Even in the worldwide jihadist movement, the idea of motor vehicle killings circulated long before ISIS erected its empire. In 2010, Al-Qaeda in the Arabian Peninsula published an article in its propaganda magazine, Inspire, that called for the use of pickup trucks as a “mowing machine, not to mow grass but mow down the enemies of Allah.”
Then came Nice. On July 14, 2016, a man drove a cargo truck through crowds celebrating Bastille Day in the seaside French town, killing 87 people including the driver. The rampage was one of ISIS’ deadliest attacks in Europe, and it stamped vehicular attacks as one of the group’s signature tactics. ISIS began spotlighting the strategy in its propaganda, publishing videos and instructions on how to kill people with trucks. “They very systematically went about positioning vehicle attacks as an [ISIS] hallmark,” says Charlie Winter, a terrorism researcher with the International Centre for the Study of Radicalisation and Political Violence in London.
Car and truck killings surged in the year following the Nice attack. In December 2016, a driver steered a truck into Berlin’s famed Christmas market, killing 12 people. In March 2017, an attacker smashed into pedestrians on London’s Westminster Bridge before stabbing a police officer. In April, a man rammed a stolen truck into a crowd in Stockholm, killing four people. In June, three people driving a van ran down pedestrians on London Bridge. In August, yet another attacker ran down people on an iconic boulevard in Barcelona, killing 13.
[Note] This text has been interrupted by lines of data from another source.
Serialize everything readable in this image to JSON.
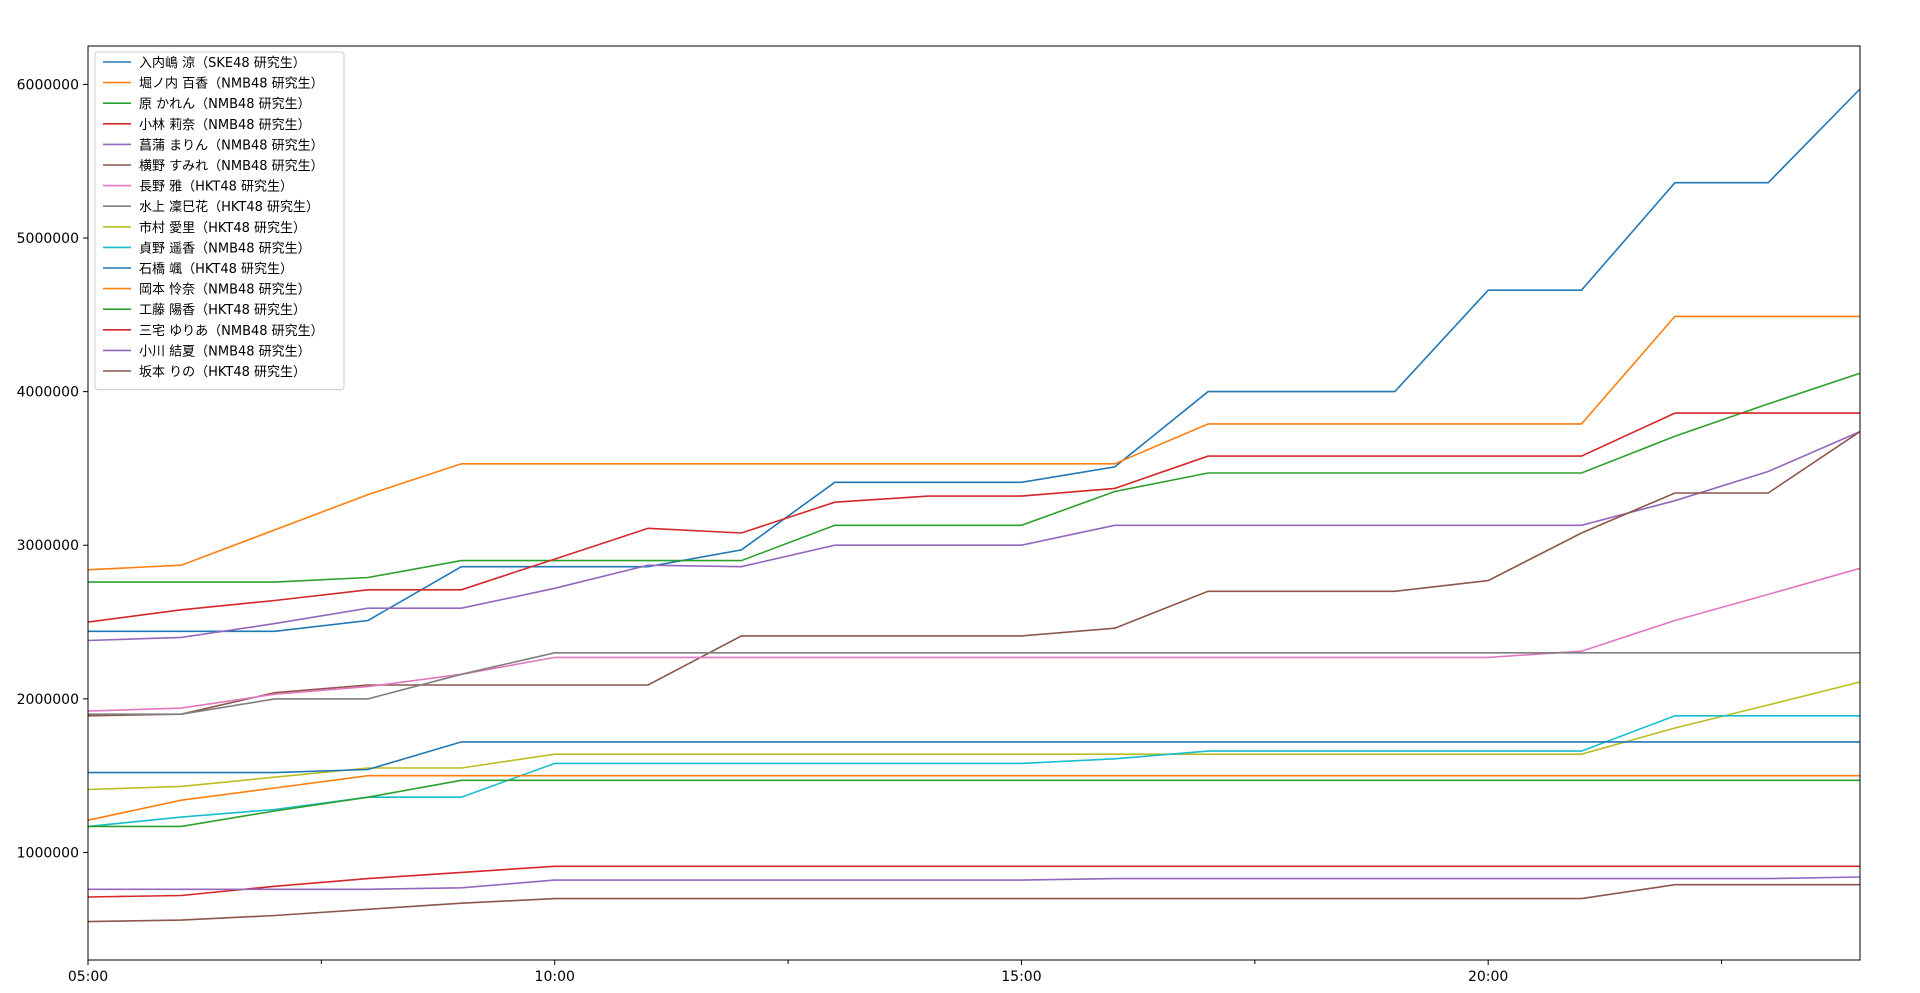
{
  "chart_data": {
    "type": "line",
    "x": [
      "05:00",
      "06:00",
      "07:00",
      "08:00",
      "09:00",
      "10:00",
      "11:00",
      "12:00",
      "13:00",
      "14:00",
      "15:00",
      "16:00",
      "17:00",
      "18:00",
      "19:00",
      "20:00",
      "21:00",
      "22:00",
      "23:00",
      "23:59"
    ],
    "xticks": [
      "05:00",
      "10:00",
      "15:00",
      "20:00"
    ],
    "yticks": [
      "1000000",
      "2000000",
      "3000000",
      "4000000",
      "5000000",
      "6000000"
    ],
    "ylim": [
      300000,
      6250000
    ],
    "legend_position": "upper left",
    "grid": false,
    "series": [
      {
        "name": "入内嶋 涼（SKE48 研究生）",
        "color": "#1f77b4",
        "values": [
          2440000,
          2440000,
          2440000,
          2510000,
          2860000,
          2860000,
          2860000,
          2970000,
          3410000,
          3410000,
          3410000,
          3510000,
          4000000,
          4000000,
          4000000,
          4660000,
          4660000,
          5360000,
          5360000,
          5970000
        ]
      },
      {
        "name": "堀ノ内 百香（NMB48 研究生）",
        "color": "#ff7f0e",
        "values": [
          2840000,
          2870000,
          3100000,
          3330000,
          3530000,
          3530000,
          3530000,
          3530000,
          3530000,
          3530000,
          3530000,
          3530000,
          3790000,
          3790000,
          3790000,
          3790000,
          3790000,
          4490000,
          4490000,
          4490000
        ]
      },
      {
        "name": "原 かれん（NMB48 研究生）",
        "color": "#2ca02c",
        "values": [
          2760000,
          2760000,
          2760000,
          2790000,
          2900000,
          2900000,
          2900000,
          2900000,
          3130000,
          3130000,
          3130000,
          3350000,
          3470000,
          3470000,
          3470000,
          3470000,
          3470000,
          3710000,
          3920000,
          4120000
        ]
      },
      {
        "name": "小林 莉奈（NMB48 研究生）",
        "color": "#d62728",
        "values": [
          2500000,
          2580000,
          2640000,
          2710000,
          2710000,
          2910000,
          3110000,
          3080000,
          3280000,
          3320000,
          3320000,
          3370000,
          3580000,
          3580000,
          3580000,
          3580000,
          3580000,
          3860000,
          3860000,
          3860000
        ]
      },
      {
        "name": "菖蒲 まりん（NMB48 研究生）",
        "color": "#9467bd",
        "values": [
          2380000,
          2400000,
          2490000,
          2590000,
          2590000,
          2720000,
          2870000,
          2860000,
          3000000,
          3000000,
          3000000,
          3130000,
          3130000,
          3130000,
          3130000,
          3130000,
          3130000,
          3290000,
          3480000,
          3740000
        ]
      },
      {
        "name": "横野 すみれ（NMB48 研究生）",
        "color": "#8c564b",
        "values": [
          1890000,
          1900000,
          2040000,
          2090000,
          2090000,
          2090000,
          2090000,
          2410000,
          2410000,
          2410000,
          2410000,
          2460000,
          2700000,
          2700000,
          2700000,
          2770000,
          3080000,
          3340000,
          3340000,
          3740000
        ]
      },
      {
        "name": "長野 雅（HKT48 研究生）",
        "color": "#e377c2",
        "values": [
          1920000,
          1940000,
          2030000,
          2080000,
          2160000,
          2270000,
          2270000,
          2270000,
          2270000,
          2270000,
          2270000,
          2270000,
          2270000,
          2270000,
          2270000,
          2270000,
          2310000,
          2510000,
          2680000,
          2850000
        ]
      },
      {
        "name": "水上 凜巳花（HKT48 研究生）",
        "color": "#7f7f7f",
        "values": [
          1900000,
          1900000,
          2000000,
          2000000,
          2160000,
          2300000,
          2300000,
          2300000,
          2300000,
          2300000,
          2300000,
          2300000,
          2300000,
          2300000,
          2300000,
          2300000,
          2300000,
          2300000,
          2300000,
          2300000
        ]
      },
      {
        "name": "市村 愛里（HKT48 研究生）",
        "color": "#bcbd22",
        "values": [
          1410000,
          1430000,
          1490000,
          1550000,
          1550000,
          1640000,
          1640000,
          1640000,
          1640000,
          1640000,
          1640000,
          1640000,
          1640000,
          1640000,
          1640000,
          1640000,
          1640000,
          1810000,
          1960000,
          2110000
        ]
      },
      {
        "name": "貞野 遥香（NMB48 研究生）",
        "color": "#17becf",
        "values": [
          1170000,
          1230000,
          1280000,
          1360000,
          1360000,
          1580000,
          1580000,
          1580000,
          1580000,
          1580000,
          1580000,
          1610000,
          1660000,
          1660000,
          1660000,
          1660000,
          1660000,
          1890000,
          1890000,
          1890000
        ]
      },
      {
        "name": "石橋 颯（HKT48 研究生）",
        "color": "#1f77b4",
        "values": [
          1520000,
          1520000,
          1520000,
          1540000,
          1720000,
          1720000,
          1720000,
          1720000,
          1720000,
          1720000,
          1720000,
          1720000,
          1720000,
          1720000,
          1720000,
          1720000,
          1720000,
          1720000,
          1720000,
          1720000
        ]
      },
      {
        "name": "岡本 怜奈（NMB48 研究生）",
        "color": "#ff7f0e",
        "values": [
          1210000,
          1340000,
          1420000,
          1500000,
          1500000,
          1500000,
          1500000,
          1500000,
          1500000,
          1500000,
          1500000,
          1500000,
          1500000,
          1500000,
          1500000,
          1500000,
          1500000,
          1500000,
          1500000,
          1500000
        ]
      },
      {
        "name": "工藤 陽香（HKT48 研究生）",
        "color": "#2ca02c",
        "values": [
          1170000,
          1170000,
          1270000,
          1360000,
          1470000,
          1470000,
          1470000,
          1470000,
          1470000,
          1470000,
          1470000,
          1470000,
          1470000,
          1470000,
          1470000,
          1470000,
          1470000,
          1470000,
          1470000,
          1470000
        ]
      },
      {
        "name": "三宅 ゆりあ（NMB48 研究生）",
        "color": "#d62728",
        "values": [
          710000,
          720000,
          780000,
          830000,
          870000,
          910000,
          910000,
          910000,
          910000,
          910000,
          910000,
          910000,
          910000,
          910000,
          910000,
          910000,
          910000,
          910000,
          910000,
          910000
        ]
      },
      {
        "name": "小川 結夏（NMB48 研究生）",
        "color": "#9467bd",
        "values": [
          760000,
          760000,
          760000,
          760000,
          770000,
          820000,
          820000,
          820000,
          820000,
          820000,
          820000,
          830000,
          830000,
          830000,
          830000,
          830000,
          830000,
          830000,
          830000,
          840000
        ]
      },
      {
        "name": "坂本 りの（HKT48 研究生）",
        "color": "#8c564b",
        "values": [
          550000,
          560000,
          590000,
          630000,
          670000,
          700000,
          700000,
          700000,
          700000,
          700000,
          700000,
          700000,
          700000,
          700000,
          700000,
          700000,
          700000,
          790000,
          790000,
          790000
        ]
      }
    ]
  }
}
Winter, the terrorism analyst, said such attacks were the result of improvisation rather than a grand strategy. “People are essentially copying what works. It’s very clearly something that doesn’t take much planning and can have a high impact. I think it’s that rather than some kind of organizational ingenuity on [ISIS’] part,” he said in a phone interview.
Cities around the world are bolstering their defenses against car attacks. Many are installing “bollards,” short yet sturdy posts that can stop a vehicle’s forward movement. Urban designers, meanwhile, are increasingly thinking about other ways to keep public spaces safe.
Such moves are becoming increasingly urgent as extremist groups across the political spectrum appear to be adopting car attacks as a murder tactic. In June, a British man plowed a van into pedestrians near London’s Finsbury Park Mosque, wounding eight people. Witnesses reportedly heard the driver shouting, “I want to kill Muslims.” In August, a man drove a car into a crowd of demonstrators in Charlottesville, Virginia who had gathered to denounce a white supremacist rally; one woman was killed. “This has seemingly become the new modus operandi of all violent groups, and I’m sure it will continue moving forward,” said Watts.